Unbeknownst to me, you're dealing with a whole host of issues related to your own circumstances that I may or may not be familiar with, and I don't know how the global pandemic is affecting you. I'm still going to ask you to pray for me as I head back to work this week - remote learning again - and adjust my routine and make significant effort to meet the needs of my students in various stages of trauma from this unprecedented school year shift. I talked to several people this week about how to balance my own needs with the needs of the people I interact with. In the case of this particular student, Givorgy supported me that turning off notifications from him so he couldn't ruin my day with insensitive messages was wise while not cutting him out entirely because I previously agreed to pray for him everyday and we have alarms set for the same time daily when I pray for him while he spends time in contemplative silence learning to listen to God. (To be clear, I did multiple times tell multiple people I was ready to block this kid forever but was then convicted of my "press k" default to cut off people when I feel hurt or threatened and instead processed with a couple trusted individuals how I could have a healthy response that kept me from enabling or being taken advantage of while also being able to remain supportive and encouraging.)

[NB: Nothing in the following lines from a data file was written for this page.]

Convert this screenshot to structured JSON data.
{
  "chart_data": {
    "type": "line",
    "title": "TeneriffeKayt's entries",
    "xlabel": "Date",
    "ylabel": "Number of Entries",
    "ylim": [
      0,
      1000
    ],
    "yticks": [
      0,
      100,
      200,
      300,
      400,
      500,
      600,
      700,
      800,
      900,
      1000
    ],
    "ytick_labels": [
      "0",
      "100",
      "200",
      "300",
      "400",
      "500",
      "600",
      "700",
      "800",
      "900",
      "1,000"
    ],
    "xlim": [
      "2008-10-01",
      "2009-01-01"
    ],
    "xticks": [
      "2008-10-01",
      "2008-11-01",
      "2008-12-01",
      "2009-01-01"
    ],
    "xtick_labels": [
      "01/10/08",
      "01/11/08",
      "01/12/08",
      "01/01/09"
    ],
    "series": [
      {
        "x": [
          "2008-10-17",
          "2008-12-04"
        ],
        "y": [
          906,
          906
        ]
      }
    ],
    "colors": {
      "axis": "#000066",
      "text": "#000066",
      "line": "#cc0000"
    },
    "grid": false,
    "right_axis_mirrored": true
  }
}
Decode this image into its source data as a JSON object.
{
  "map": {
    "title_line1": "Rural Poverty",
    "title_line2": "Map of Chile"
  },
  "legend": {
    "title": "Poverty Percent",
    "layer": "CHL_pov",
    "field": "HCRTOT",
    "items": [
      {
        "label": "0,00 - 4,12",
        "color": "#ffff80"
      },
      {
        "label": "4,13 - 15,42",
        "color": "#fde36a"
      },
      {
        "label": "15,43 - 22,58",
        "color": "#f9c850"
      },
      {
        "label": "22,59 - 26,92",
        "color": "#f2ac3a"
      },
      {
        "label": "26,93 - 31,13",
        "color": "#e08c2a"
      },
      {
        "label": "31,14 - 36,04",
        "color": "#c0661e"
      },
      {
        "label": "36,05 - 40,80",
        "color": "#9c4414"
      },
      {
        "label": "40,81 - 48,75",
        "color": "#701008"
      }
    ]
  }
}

A couple weeks ago I encouraged my readers to think of three people who support them and say thanks and then find nine people to reach out to and offer kind words. I stand by the suggestion, but this week make sure you consider what's going on under the surface in your life and potentially in their life as you reach out. Let's be willing to offer a little extra grace as we don't know all of what's going on beyond the physical distance thing - sometimes even in our own life.